U.S. federal authorities are investigating a scheme in which officials at the United Nations (U.N.) were allegedly bribed for their support to develop real estate in Macau, the Wall Street Journal reported Tuesday, citing sources. The investigation follows the arrests of a Macau real-estate mogul and his assistant, who are both said to be connected to the scheme.
The report said that additional charges may be announced later Tuesday against several people involved in the scheme, including some U.N. officials still in office. The U.N. officials were not yet identified and more details about how the scheme worked were also not revealed. However, the Journal report added that some of the bribes were believed to have been sent to officials from the Caribbean. The investigation was conducted by U.S. Attorney for the Southern District of New York Preet Bharara’s office and the Federal Bureau of Investigation.
Ng Lap Seng, also known as David Ng, and his assistant Jeff C. Yin were arrested last month and charged with one count of conspiracy for lying to the U.S. customs about the $4.5 million in cash that they brought to the U.S. since 2013, the Journal reported. They were also alleged to have met an unidentified businessman in 2014 with $400,000 in a briefcase.
Ng is the chairman of Sun Kian Ip Group and a member of a top advisory body for the Chinese government. He has also held significant political positions in the Chinese territory of Macau, which is considered the world’s largest gambling hub, the report said.
Ng has worked, individually and through Sun Kian, with the United Nations Office for South-South Cooperation, which helps build economic and political partnerships among developing nations.

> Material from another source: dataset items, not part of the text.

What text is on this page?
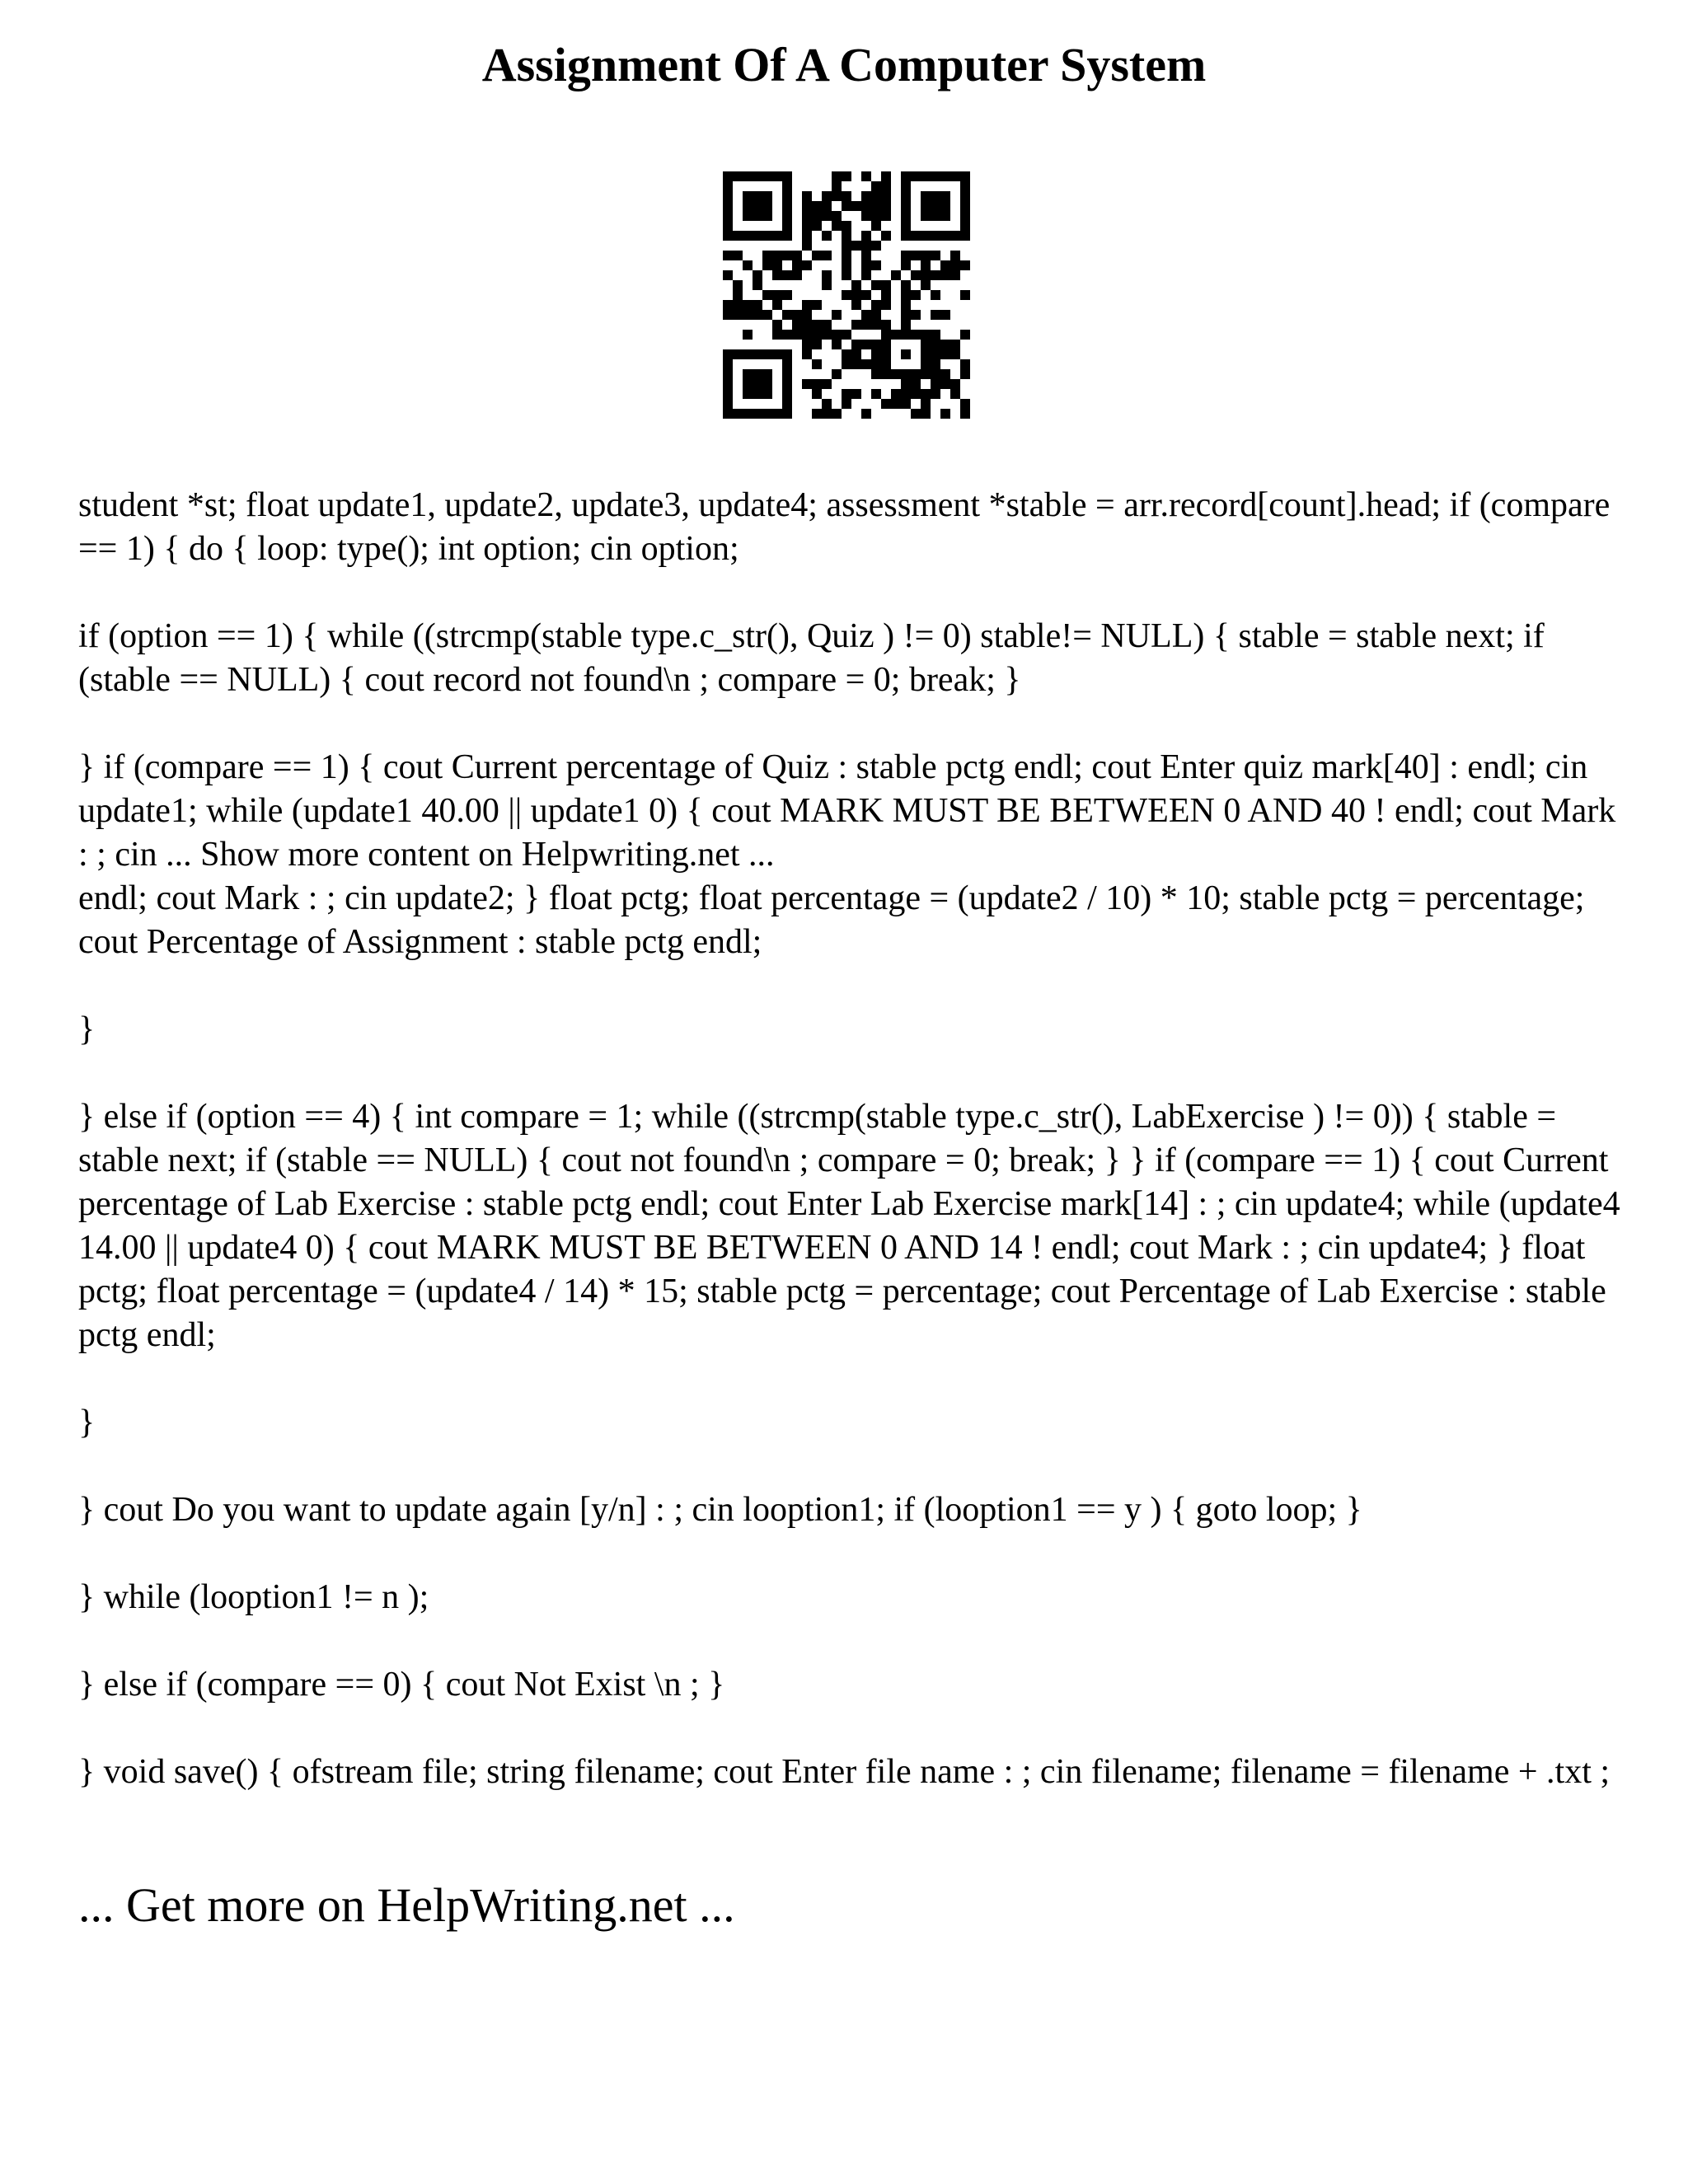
Assignment Of A Computer System

student *st; float update1, update2, update3, update4; assessment *stable = arr.record[count].head; if (compare == 1) { do { loop: type(); int option; cin option;

if (option == 1) { while ((strcmp(stable type.c_str(), Quiz ) != 0) stable!= NULL) { stable = stable next; if (stable == NULL) { cout record not found\n ; compare = 0; break; }

} if (compare == 1) { cout Current percentage of Quiz : stable pctg endl; cout Enter quiz mark[40] : endl; cin update1; while (update1 40.00 || update1 0) { cout MARK MUST BE BETWEEN 0 AND 40 ! endl; cout Mark : ; cin ... Show more content on Helpwriting.net ...

endl; cout Mark : ; cin update2; } float pctg; float percentage = (update2 / 10) * 10; stable pctg = percentage; cout Percentage of Assignment : stable pctg endl;

}

} else if (option == 4) { int compare = 1; while ((strcmp(stable type.c_str(), LabExercise ) != 0)) { stable = stable next; if (stable == NULL) { cout not found\n ; compare = 0; break; } } if (compare == 1) { cout Current percentage of Lab Exercise : stable pctg endl; cout Enter Lab Exercise mark[14] : ; cin update4; while (update4 14.00 || update4 0) { cout MARK MUST BE BETWEEN 0 AND 14 ! endl; cout Mark : ; cin update4; } float pctg; float percentage = (update4 / 14) * 15; stable pctg = percentage; cout Percentage of Lab Exercise : stable pctg endl;

}

} cout Do you want to update again [y/n] : ; cin looption1; if (looption1 == y ) { goto loop; }

} while (looption1 != n );

} else if (compare == 0) { cout Not Exist \n ; }

} void save() { ofstream file; string filename; cout Enter file name : ; cin filename; filename = filename + .txt ;

... Get more on HelpWriting.net ...
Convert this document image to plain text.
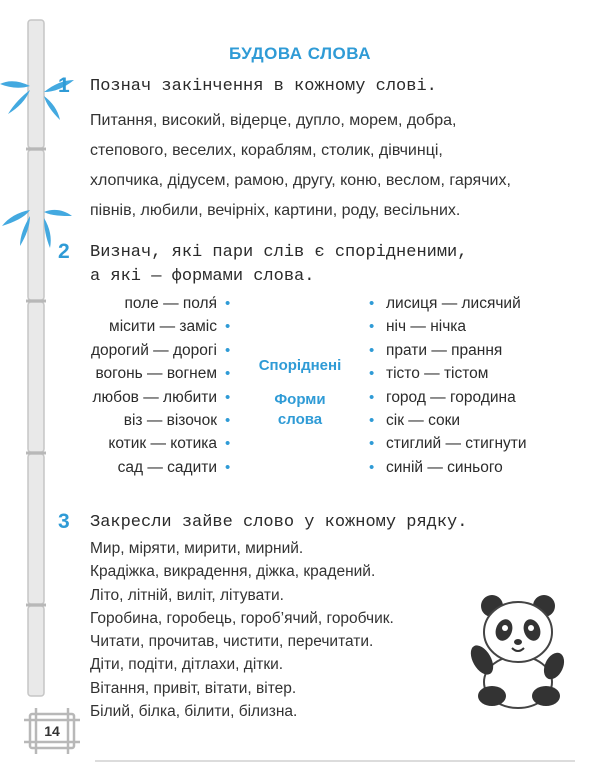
БУДОВА СЛОВА
1 Познач закінчення в кожному слові.
Питання, високий, відерце, дупло, морем, добра,
степового, веселих, кораблям, столик, дівчинці,
хлопчика, дідусем, рамою, другу, коню, веслом, гарячих,
півнів, любили, вечірніх, картини, роду, весільних.
2 Визнач, які пари слів є спорідненими,
а які — формами слова.
поле — поля́
місити — заміс
дорогий — дорогі
вогонь — вогнем
любов — любити
віз — візочок
котик — котика
сад — садити
•
•
•
•
•
•
•
•
Споріднені
Форми
слова
•
•
•
•
•
•
•
•
лисиця — лисячий
ніч — нічка
прати — прання
тісто — тістом
город — городина
сік — соки
стиглий — стигнути
синій — синього
3 Закресли зайве слово у кожному рядку.
Мир, міряти, мирити, мирний.
Крадіжка, викрадення, діжка, крадений.
Літо, літній, виліт, літувати.
Горобина, горобець, гороб’ячий, горобчик.
Читати, прочитав, чистити, перечитати.
Діти, подіти, дітлахи, дітки.
Вітання, привіт, вітати, вітер.
Білий, білка, білити, білизна.
14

He is alleged to have wired over $19 million since 2010 to individuals and entities in the U.S. Ng and Yin are currently being held in New York by officials, who count them as flight risks.
Alex Spiro, one of the lawyers for Ng, said Monday, according to the Journal, that he had “committed no crime” while Kevin Tung, another lawyer for Ng, said that he was innocent.
Sabrina Shroff, a public defender representing Yin, said, according to the Journal, that her client was just “an employee and nothing more of the main defendant.”
Sun Kian, which has its foundations in New York City and Macau, describes itself as seeking to serve “as a facilitator for key stakeholders in building the capacity of developing countries,” mainly for the southern hemisphere. The company also reportedly publicizes several current and former U.N. officials in its leadership while several other documents and domains allegedly showed links with other organizations working in developing countries and the U.N.